Acting in horror movies isn’t supposed to be great – they’re not trying to win awards. That said, the acting in this movie was decent and a line in the opening was delivered with a little bit of creepiness to it. A few seconds later is when it happens–the part that I laughed at and the only–one in the movie I thought was pretty funny.

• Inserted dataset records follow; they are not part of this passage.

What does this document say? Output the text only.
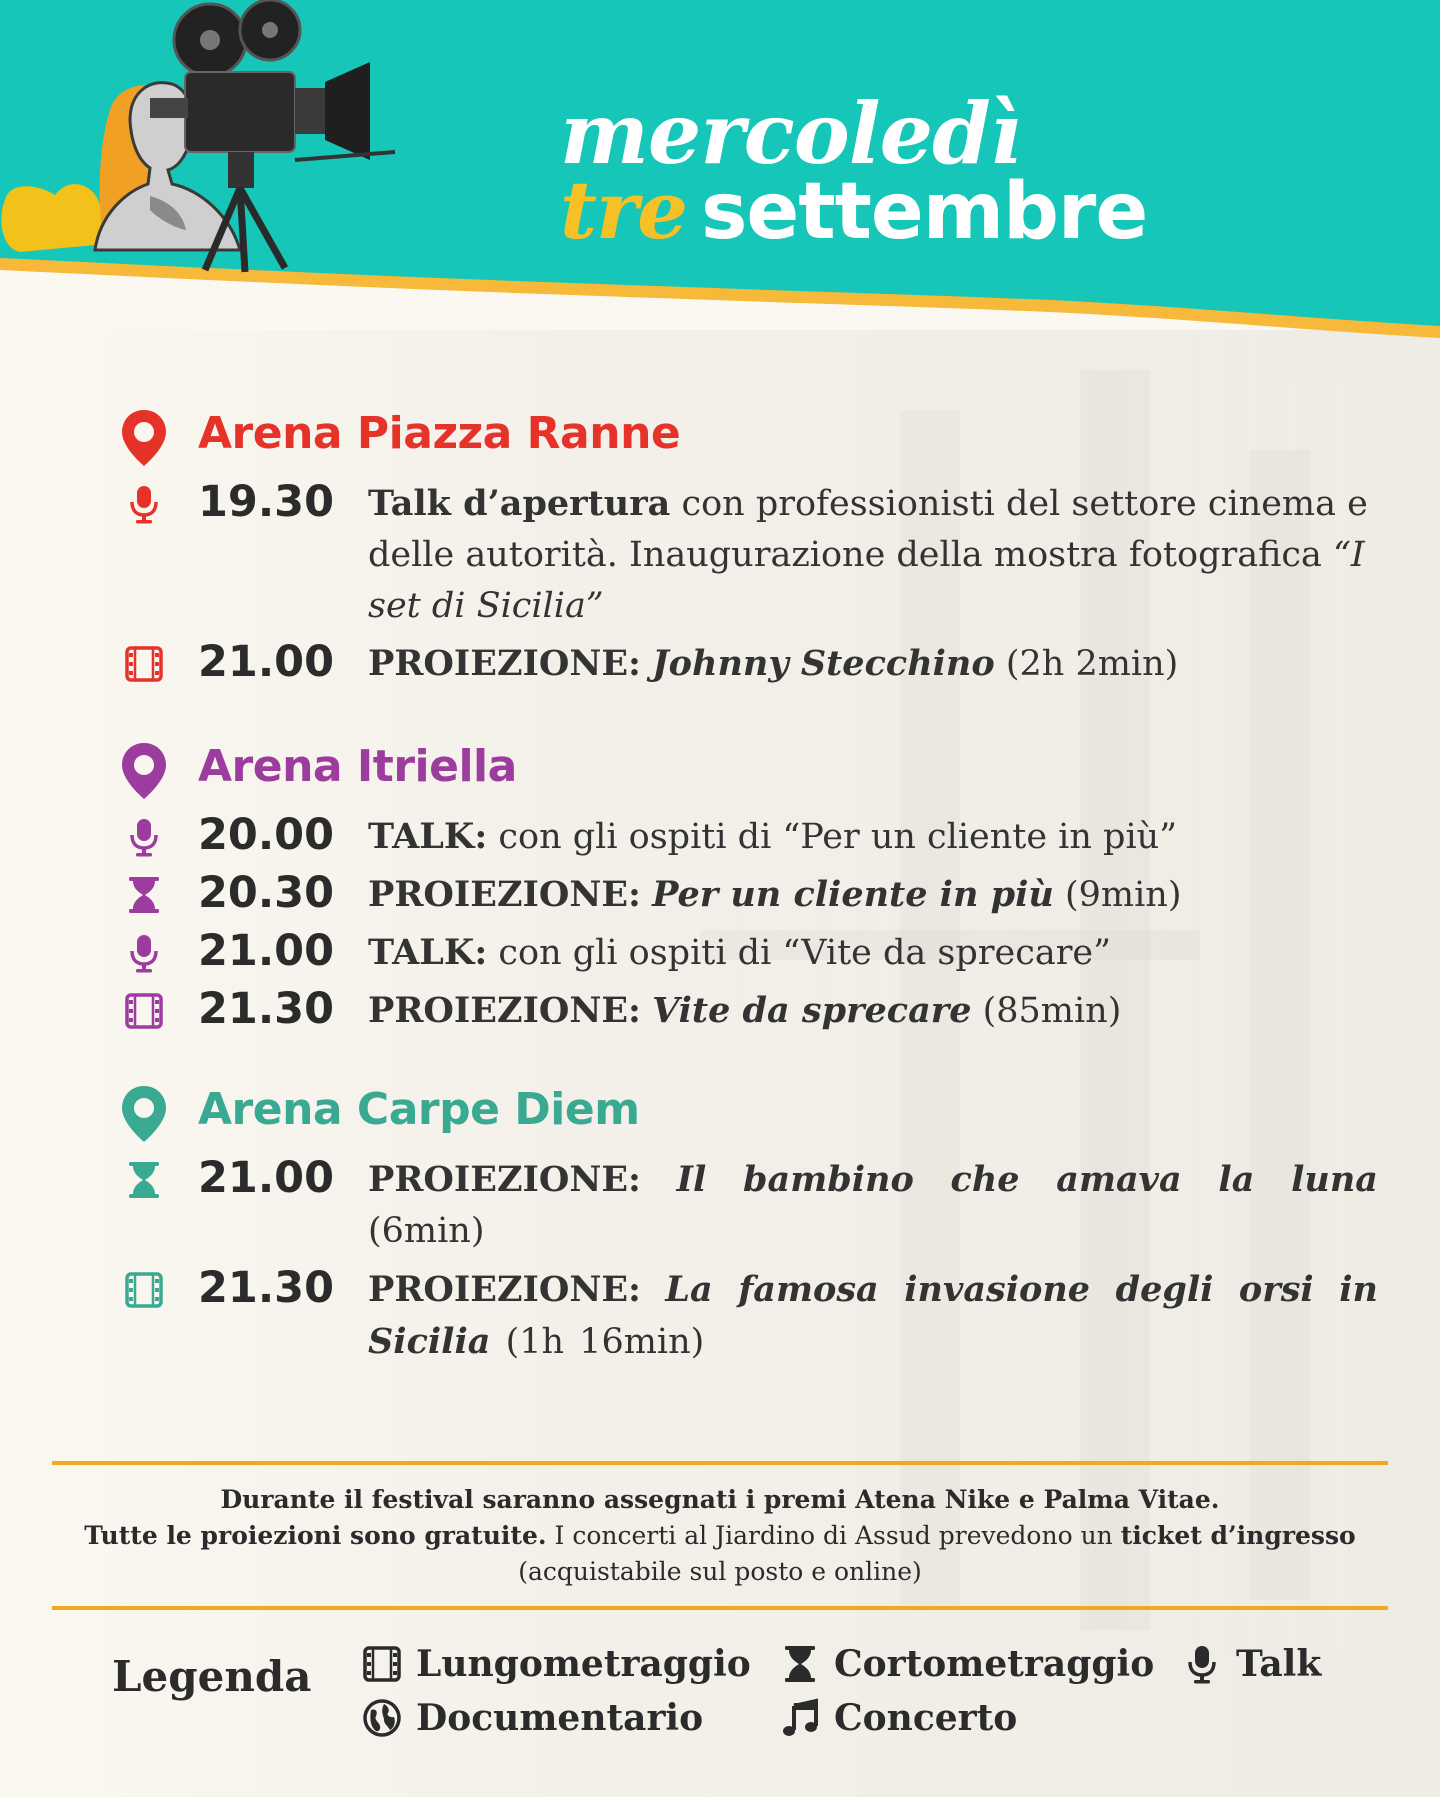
mercoledì

tre settembre

Arena Piazza Ranne
19.30 Talk d’apertura con professionisti del settore cinema e delle autorità. Inaugurazione della mostra fotografica “I set di Sicilia”
21.00 PROIEZIONE: Johnny Stecchino (2h 2min)
Arena Itriella
20.00 TALK: con gli ospiti di “Per un cliente in più”
20.30 PROIEZIONE: Per un cliente in più (9min)
21.00 TALK: con gli ospiti di “Vite da sprecare”
21.30 PROIEZIONE: Vite da sprecare (85min)
Arena Carpe Diem
21.00 PROIEZIONE: Il bambino che amava la luna (6min)
21.30 PROIEZIONE: La famosa invasione degli orsi in Sicilia (1h 16min)
Durante il festival saranno assegnati i premi Atena Nike e Palma Vitae.
Tutte le proiezioni sono gratuite. I concerti al Jiardino di Assud prevedono un ticket d’ingresso
(acquistabile sul posto e online)
Legenda	Lungometraggio Cortometraggio Talk
Documentario	Concerto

A girl gets possessed and kills her mom. Her dad gets some local inbreeds to tie her up to a pole and get an ancient-language-speaking older lady to read from the Necronomicon to try and get the demon out of the girl. Instead, the lady tells the guy to set his daughter on fire because that’s the only way to set her free. Money well spent, sir. You just got someone to help you kill your daughter. And he seemed strangely okay with this. Anyway, he tries to light her on fire, but the demon comes out and talks hella shit, so he gets his shotgun out and says this:
WOOOO! With that much vibrato in his voice, I would pick this guy up and have him sing some songs to me. Right after that line, he pulls the trigger and the movie starts with a boom(stick).
2. Lord of the Wu-Tang
This movie actually has three names: “Lord of the Wu-Tang,” “The Evil Cult,” “Kung-Fu Colt Master.” Not sure why it’s Colt, but I’m no translator. This is one of my favorite kung-fu films–or “wuxia”–(depending on how technical you want to get). This is the movie I compare all other martial arts movies to and most of them don’t really compare.
Jet Li plays Mo-Kei, a man who was hit with Jinx Palm when he was a kid and can’t learn kung-fu and spends the better part of his life being mocked and tormented by people who know kung-fu. To undo the curse, he has to talk to an old priest that went mad with power after learning the fabled “Lunar Stance” and disappeared. Li finds him tied to a bolder at the bottom of a cliff, still absolutely insane. Li tricks him into teaching him the Solar Stance and rid him of his curse. The priest does and Li falls asleep next to a woman, then this scene happens:
That was not the reaction I was expecting from someone who was just cured of a curse that left him cold constantly and stopped him from learning wushu, or whatever you want to call it. But Jet Li’s faces are pretty funny in this scene.
1. District 9
This generation’s Alien Nation set in Johannesburg, South Africa. The unlikely hero, Wikus, played by Sharlto Copley, starts out being interviewed by a documentary crew about working with the aliens. He winds up getting infected by some alien juice and starts transforming. Immediately after, he becomes a running target.
At one point, before Wikus becomes a fugitive, he runs home to tell his wife his fingernails are falling off and he’s bleeding black stuff from his eyes. When he busts into his house, the lights suddenly turn on and there’s a surprise party for the promotion Wikus received at the beginning of the movie.
He’s trying his damndest to get to the bathroom because my man has a mad case of the alien shits. He’s grabbing his pants, he’s sweating, nervous and trying to act super natural… I’ve been there before. The entire time his stomach is rumbling pretty badly. He’s trying so hard to get to that bathroom but everybody is standing in his way trying to congratulate him and be COMPLETELY oblivious to the noises coming from Wikus’ stomach.
Apparently I’m not the only immature male who thinks bodily functions and noises are funny. Every time I see this, I say to myself, “If I were Wikus, I would’ve just dropped trou right there and let those people see what was going on with me.” Then again, I’m not very civilized and spent the better part of my life in the wilderness… where that’s acceptable.